I would overrule the Department’s decision denying benefits from October 3, 1982, through October 23, 1982, and eliminate the resulting assessment of an overpayment. There may be some special merit to an in-person contact as opposed to a phone call, and I do not question the expertise of the Department of Employment Security in this respect. However, it does appear from the facts of this case that Ms. Payotelis, based on her experience in the business, intelligently and prudently conserved her resources by calling ahead to discover whether a personal visit would prove worthwhile. I can see little sense in refusing to allow the use of the telephone in those cases where it is appropriate and instead requiring people of limited means to knowingly waste their last dollars on certainly futile personal contacts. If the Department has some reason for requiring this, it should state it in the context of these facts. The opinion of the appeals referee is a mechanical application of a requirement that in this case has been shown to be irrelevant and futile. I would reverse.

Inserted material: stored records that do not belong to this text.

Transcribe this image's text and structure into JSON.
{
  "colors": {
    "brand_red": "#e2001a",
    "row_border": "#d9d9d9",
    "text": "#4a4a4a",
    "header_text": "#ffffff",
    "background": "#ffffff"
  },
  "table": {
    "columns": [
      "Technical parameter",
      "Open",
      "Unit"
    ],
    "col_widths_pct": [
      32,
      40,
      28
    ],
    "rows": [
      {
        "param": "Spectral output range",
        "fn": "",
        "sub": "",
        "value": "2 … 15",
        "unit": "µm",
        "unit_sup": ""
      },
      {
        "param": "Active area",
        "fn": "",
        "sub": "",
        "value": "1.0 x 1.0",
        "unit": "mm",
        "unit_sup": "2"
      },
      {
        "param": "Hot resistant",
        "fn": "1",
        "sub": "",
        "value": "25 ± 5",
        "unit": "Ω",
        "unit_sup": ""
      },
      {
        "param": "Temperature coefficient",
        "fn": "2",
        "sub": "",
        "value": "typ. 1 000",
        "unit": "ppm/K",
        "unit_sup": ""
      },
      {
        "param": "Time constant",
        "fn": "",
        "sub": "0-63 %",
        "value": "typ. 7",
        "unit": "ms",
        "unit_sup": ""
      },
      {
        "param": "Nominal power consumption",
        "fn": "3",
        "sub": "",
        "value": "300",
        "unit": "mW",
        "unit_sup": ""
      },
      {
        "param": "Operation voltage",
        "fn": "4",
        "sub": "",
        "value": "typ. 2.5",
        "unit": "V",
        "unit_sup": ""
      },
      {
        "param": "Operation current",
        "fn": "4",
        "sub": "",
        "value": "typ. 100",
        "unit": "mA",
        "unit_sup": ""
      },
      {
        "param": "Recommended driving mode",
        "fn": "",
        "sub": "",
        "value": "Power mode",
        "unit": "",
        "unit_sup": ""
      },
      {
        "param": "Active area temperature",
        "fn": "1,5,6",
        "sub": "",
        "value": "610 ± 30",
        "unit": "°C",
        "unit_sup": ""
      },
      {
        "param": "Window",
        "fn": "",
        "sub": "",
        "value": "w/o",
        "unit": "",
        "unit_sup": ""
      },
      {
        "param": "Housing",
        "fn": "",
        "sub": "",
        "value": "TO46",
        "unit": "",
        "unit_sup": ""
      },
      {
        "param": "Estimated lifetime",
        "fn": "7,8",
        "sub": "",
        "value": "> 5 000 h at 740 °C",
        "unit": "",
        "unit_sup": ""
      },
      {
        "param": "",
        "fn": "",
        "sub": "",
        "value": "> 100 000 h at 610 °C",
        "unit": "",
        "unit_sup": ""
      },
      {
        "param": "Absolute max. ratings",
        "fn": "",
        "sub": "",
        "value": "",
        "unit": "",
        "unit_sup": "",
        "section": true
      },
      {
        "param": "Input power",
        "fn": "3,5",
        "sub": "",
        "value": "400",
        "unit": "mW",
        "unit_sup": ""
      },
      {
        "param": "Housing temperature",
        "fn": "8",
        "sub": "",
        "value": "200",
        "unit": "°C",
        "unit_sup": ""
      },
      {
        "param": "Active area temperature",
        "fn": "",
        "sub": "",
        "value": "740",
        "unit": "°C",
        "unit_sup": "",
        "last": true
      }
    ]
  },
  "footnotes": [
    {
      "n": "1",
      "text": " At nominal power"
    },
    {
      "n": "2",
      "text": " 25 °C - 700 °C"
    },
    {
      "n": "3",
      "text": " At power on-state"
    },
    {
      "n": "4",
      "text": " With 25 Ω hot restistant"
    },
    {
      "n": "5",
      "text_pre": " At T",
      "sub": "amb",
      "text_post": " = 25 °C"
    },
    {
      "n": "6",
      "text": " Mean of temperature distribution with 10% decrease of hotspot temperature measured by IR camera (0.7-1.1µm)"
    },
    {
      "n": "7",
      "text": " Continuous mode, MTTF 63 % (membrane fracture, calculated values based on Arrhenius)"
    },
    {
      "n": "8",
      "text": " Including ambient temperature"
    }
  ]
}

. In several of these cases, benefits were actually terminated retroactively to dates considerably earlier than the notice. Since the claimants had already received past benefits, however, that additional time should probably not be included in the period they are considered to be without unemployment compensation income.

. While the appellants do not rely specifically on art. I, § 7 of the Utah Constitution, we may legitimately read their general due process challenge as broad enough to encompass it particularly since the status of the federal interpretation of the federal due process clause is ambiguous and uncertain. Although we may of course interpret federal law on our own where the U.S. Supreme Court has not ruled, it is more logical and appropriate for us to look first to Utah’s constitutional guarantees.